A Marinha esboçou um ataque aos revoltosos com dois navios menores, mas além de rechaçá-lo,
estes bombardearam as instalações na ilha das Cobras.

Quatro dias mais tarde, a 26, o governo do presidente marechal Hermes da Fonseca declarou aceitar
as reivindicações dos amotinados, abolindo os castigos físicos e anistiando os revoltosos que se
entregassem. Estes, então, depuseram armas e entregaram as embarcações. Entretanto, dois dias
mais tarde, a 28, alguns marinheiros foram expulsos da Marinha, sob a acusação de "incoveniente à
disciplina".

A 4 de dezembro, quatro marujos foram presos, sob a acusação de conspiração. Em meio a uma
forte onda de boatos, isolados e desorganizados, os fuzileiros navais sublevaram-se na ilha das
Cobras (dia 9 do mesmo mês), sendo bombardeados durante todo o dia, mesmo após hastearem a
bandeira branca. De seiscentos revoltosos, sobreviveram pouco mais de uma centena, detidos nos
calabouços da antiga Fortaleza de São José da Ilha das Cobras. Entre esses detidos, dezoito foram
recolhidos à cela n° 5, escavada na rocha viva. Ali foi atirada cal virgem, na véspera do Natal. Após
vinte e quatro horas, apenas João Cândido e o soldado naval Pau de Lira sobreviveram.

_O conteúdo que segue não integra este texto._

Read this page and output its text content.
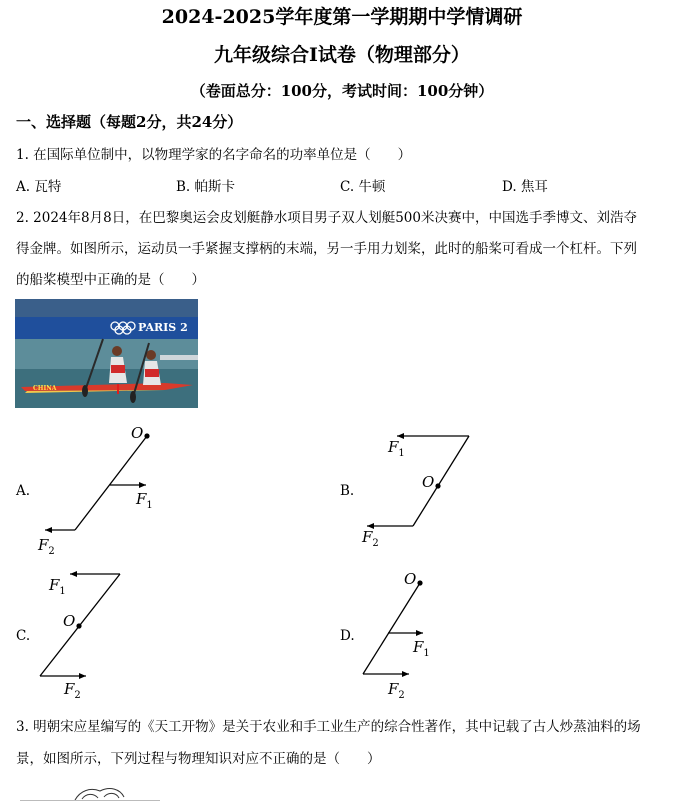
2024-2025学年度第一学期期中学情调研
九年级综合Ⅰ试卷（物理部分）
（卷面总分：100分，考试时间：100分钟）
一、选择题（每题2分，共24分）
1. 在国际单位制中，以物理学家的名字命名的功率单位是（　　）
A. 瓦特	B. 帕斯卡	C. 牛顿	D. 焦耳
2. 2024年8月8日，在巴黎奥运会皮划艇静水项目男子双人划艇500米决赛中，中国选手季博文、刘浩夺
得金牌。如图所示，运动员一手紧握支撑柄的末端，另一手用力划桨，此时的船桨可看成一个杠杆。下列
的船桨模型中正确的是（　　）
PARIS 2
CHINA
A.
O
$F_1$
$F_2$
B.	O
$F_1$
$F_2$
C.
O
$F_1$
$F_2$
D.
O
$F_1$
$F_2$
3. 明朝宋应星编写的《天工开物》是关于农业和手工业生产的综合性著作，其中记载了古人炒蒸油料的场
景，如图所示，下列过程与物理知识对应不正确的是（　　）
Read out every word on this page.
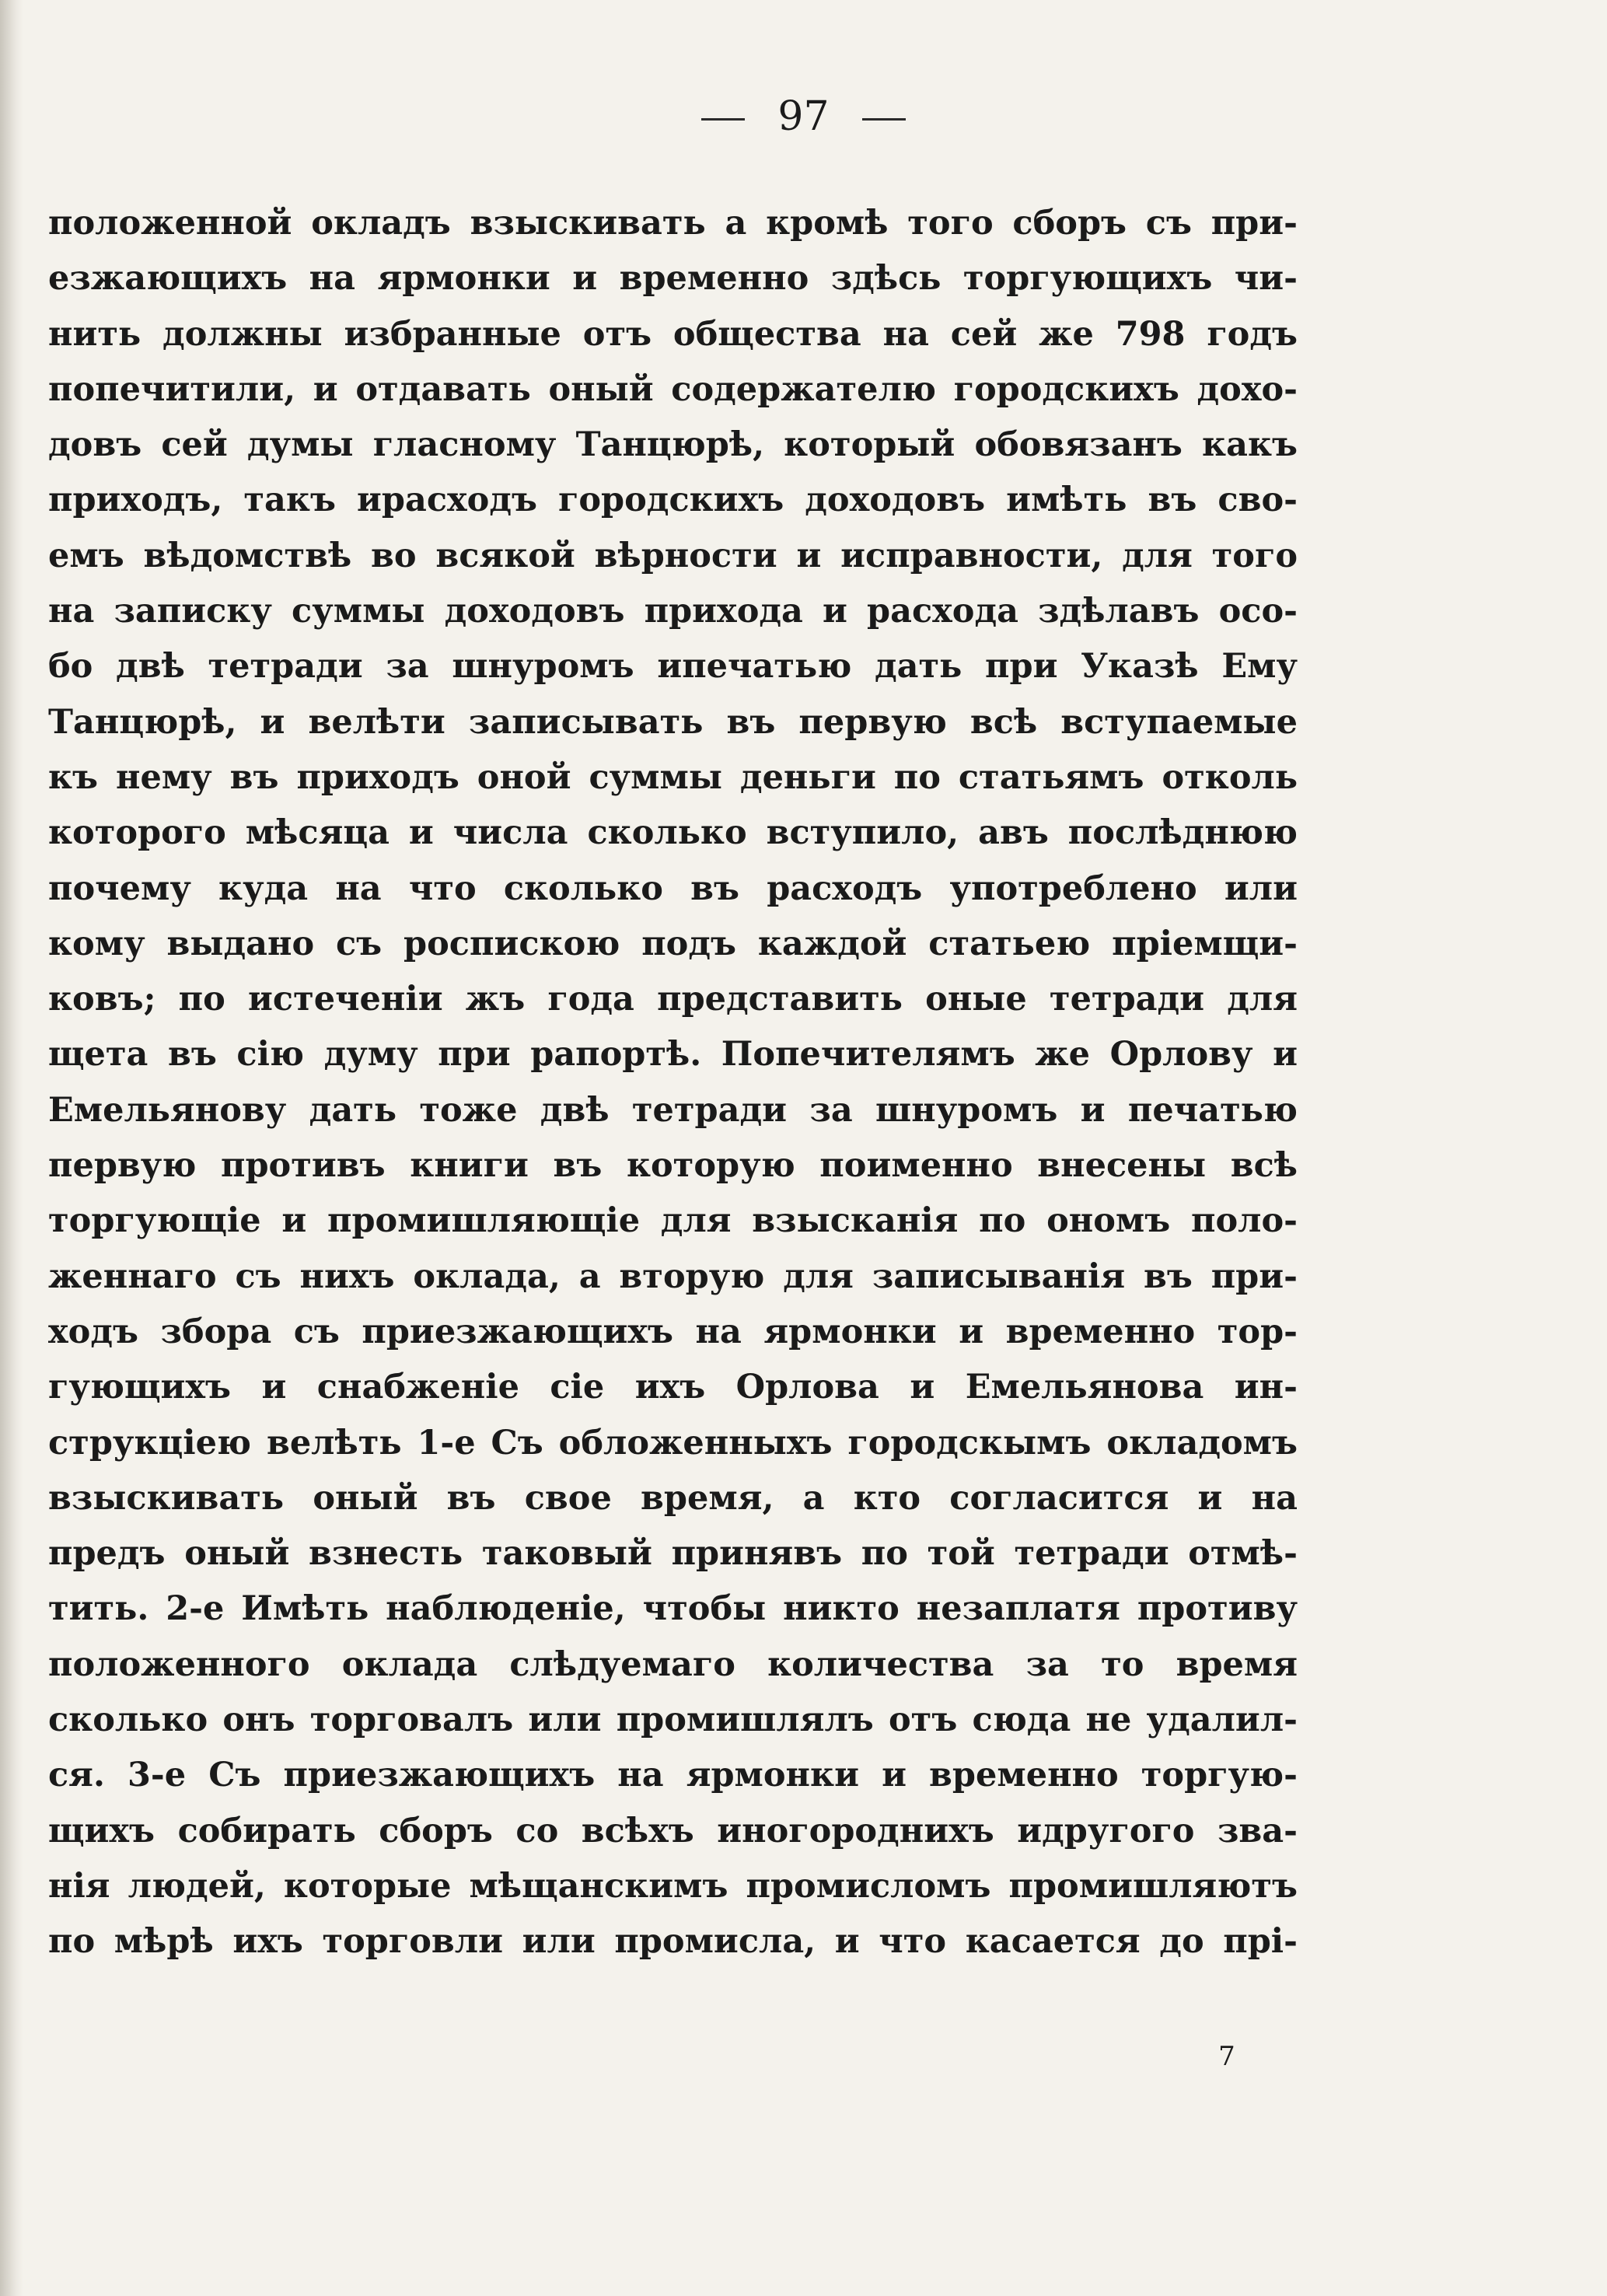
97
положенной окладъ взыскивать а кромѣ того сборъ съ при-
езжающихъ на ярмонки и временно здѣсь торгующихъ чи-
нить должны избранные отъ общества на сей же 798 годъ
попечитили, и отдавать оный содержателю городскихъ дохо-
довъ сей думы гласному Танцюрѣ, который обовязанъ какъ
приходъ, такъ ирасходъ городскихъ доходовъ имѣть въ сво-
емъ вѣдомствѣ во всякой вѣрности и исправности, для того
на записку суммы доходовъ прихода и расхода здѣлавъ осо-
бо двѣ тетради за шнуромъ ипечатью дать при Указѣ Ему
Танцюрѣ, и велѣти записывать въ первую всѣ вступаемые
къ нему въ приходъ оной суммы деньги по статьямъ отколь
которого мѣсяца и числа сколько вступило, авъ послѣднюю
почему куда на что сколько въ расходъ употреблено или
кому выдано съ роспискою подъ каждой статьею пріемщи-
ковъ; по истеченіи жъ года представить оные тетради для
щета въ сію думу при рапортѣ. Попечителямъ же Орлову и
Емельянову дать тоже двѣ тетради за шнуромъ и печатью
первую противъ книги въ которую поименно внесены всѣ
торгующіе и промишляющіе для взысканія по ономъ поло-
женнаго съ нихъ оклада, а вторую для записыванія въ при-
ходъ збора съ приезжающихъ на ярмонки и временно тор-
гующихъ и снабженіе сіе ихъ Орлова и Емельянова ин-
струкціею велѣть 1-е Съ обложенныхъ городскымъ окладомъ
взыскивать оный въ свое время, а кто согласится и на
предъ оный взнесть таковый принявъ по той тетради отмѣ-
тить. 2-е Имѣть наблюденіе, чтобы никто незаплатя противу
положенного оклада слѣдуемаго количества за то время
сколько онъ торговалъ или промишлялъ отъ сюда не удалил-
ся. 3-е Съ приезжающихъ на ярмонки и временно торгую-
щихъ собирать сборъ со всѣхъ иногороднихъ идругого зва-
нія людей, которые мѣщанскимъ промисломъ промишляютъ
по мѣрѣ ихъ торговли или промисла, и что касается до прі-
7
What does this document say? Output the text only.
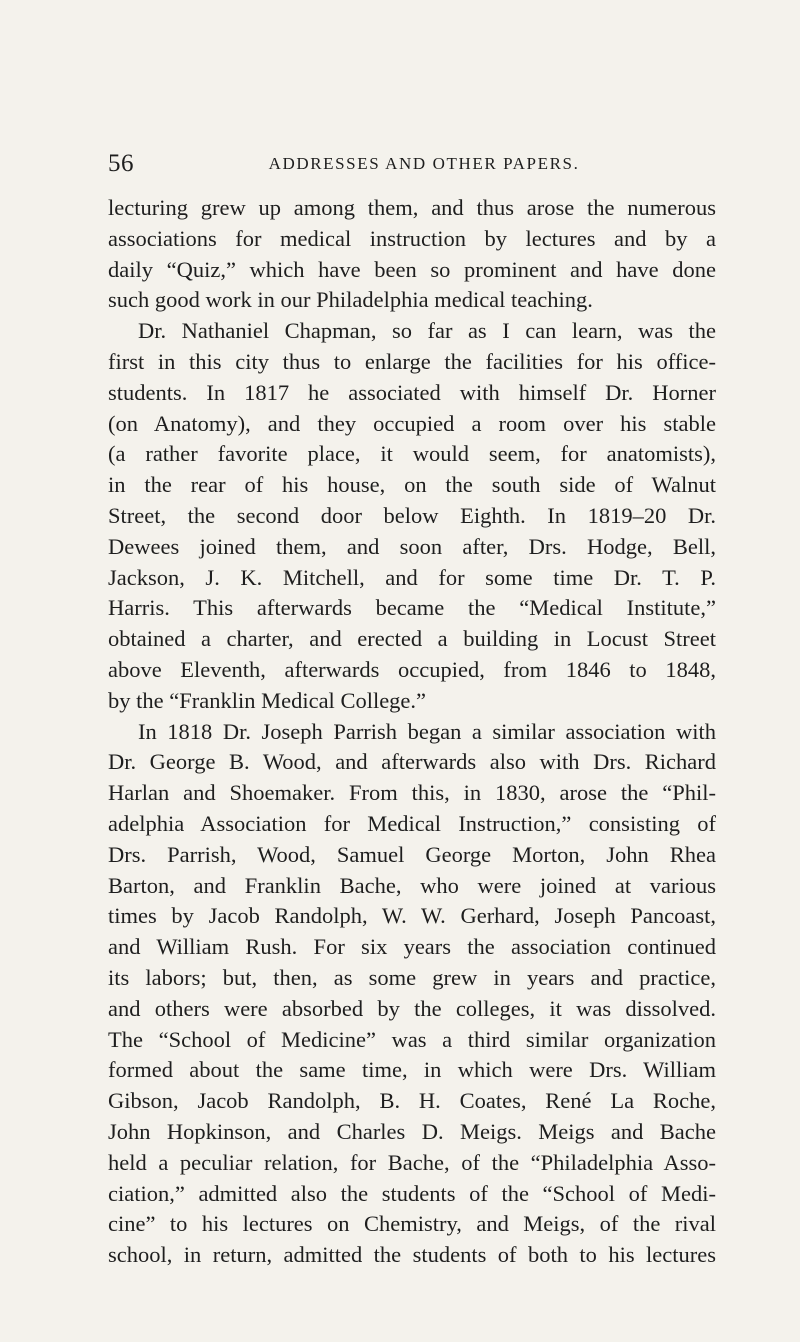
56	ADDRESSES AND OTHER PAPERS.
lecturing grew up among them, and thus arose the numerous
associations for medical instruction by lectures and by a
daily “Quiz,” which have been so prominent and have done
such good work in our Philadelphia medical teaching.
Dr. Nathaniel Chapman, so far as I can learn, was the
first in this city thus to enlarge the facilities for his office-
students. In 1817 he associated with himself Dr. Horner
(on Anatomy), and they occupied a room over his stable
(a rather favorite place, it would seem, for anatomists),
in the rear of his house, on the south side of Walnut
Street, the second door below Eighth. In 1819–20 Dr.
Dewees joined them, and soon after, Drs. Hodge, Bell,
Jackson, J. K. Mitchell, and for some time Dr. T. P.
Harris. This afterwards became the “Medical Institute,”
obtained a charter, and erected a building in Locust Street
above Eleventh, afterwards occupied, from 1846 to 1848,
by the “Franklin Medical College.”
In 1818 Dr. Joseph Parrish began a similar association with
Dr. George B. Wood, and afterwards also with Drs. Richard
Harlan and Shoemaker. From this, in 1830, arose the “Phil-
adelphia Association for Medical Instruction,” consisting of
Drs. Parrish, Wood, Samuel George Morton, John Rhea
Barton, and Franklin Bache, who were joined at various
times by Jacob Randolph, W. W. Gerhard, Joseph Pancoast,
and William Rush. For six years the association continued
its labors; but, then, as some grew in years and practice,
and others were absorbed by the colleges, it was dissolved.
The “School of Medicine” was a third similar organization
formed about the same time, in which were Drs. William
Gibson, Jacob Randolph, B. H. Coates, René La Roche,
John Hopkinson, and Charles D. Meigs. Meigs and Bache
held a peculiar relation, for Bache, of the “Philadelphia Asso-
ciation,” admitted also the students of the “School of Medi-
cine” to his lectures on Chemistry, and Meigs, of the rival
school, in return, admitted the students of both to his lectures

Cento e
cinco marinheiros foram desterrados para trabalhos forçados nos seringais da Amazônia, tendo sete
destes sido fuzilados nesse trânsito.

Apesar de se declarar contra a manifestação, João Cândido também foi expulso da Marinha, sob a
acusação de ter favorecido os rebeldes. O Almirante Negro, como foi chamado pela imprensa, um
dos sobreviventes à detenção na ilha das Cobras, foi internado no Hospital dos Alienados em Abril
de 1911, como louco e indigente. Ele e dez companheiros só seriam julgados e absolvidos das
acusações dois anos mais tarde, em 1 de dezembro de 1912.

Conclusão
Embora seja indiscutível a validade dos argumentos dos marinheiros em 1910, a revolta não
apresentava nenhum projeto de transformação social mais amplo. O seu objetivo era apenas e tão-
somente a extinção dos castigos corporais e a melhoria das condições de vida e trabalho da
categoria a bordo das embarcações da armada.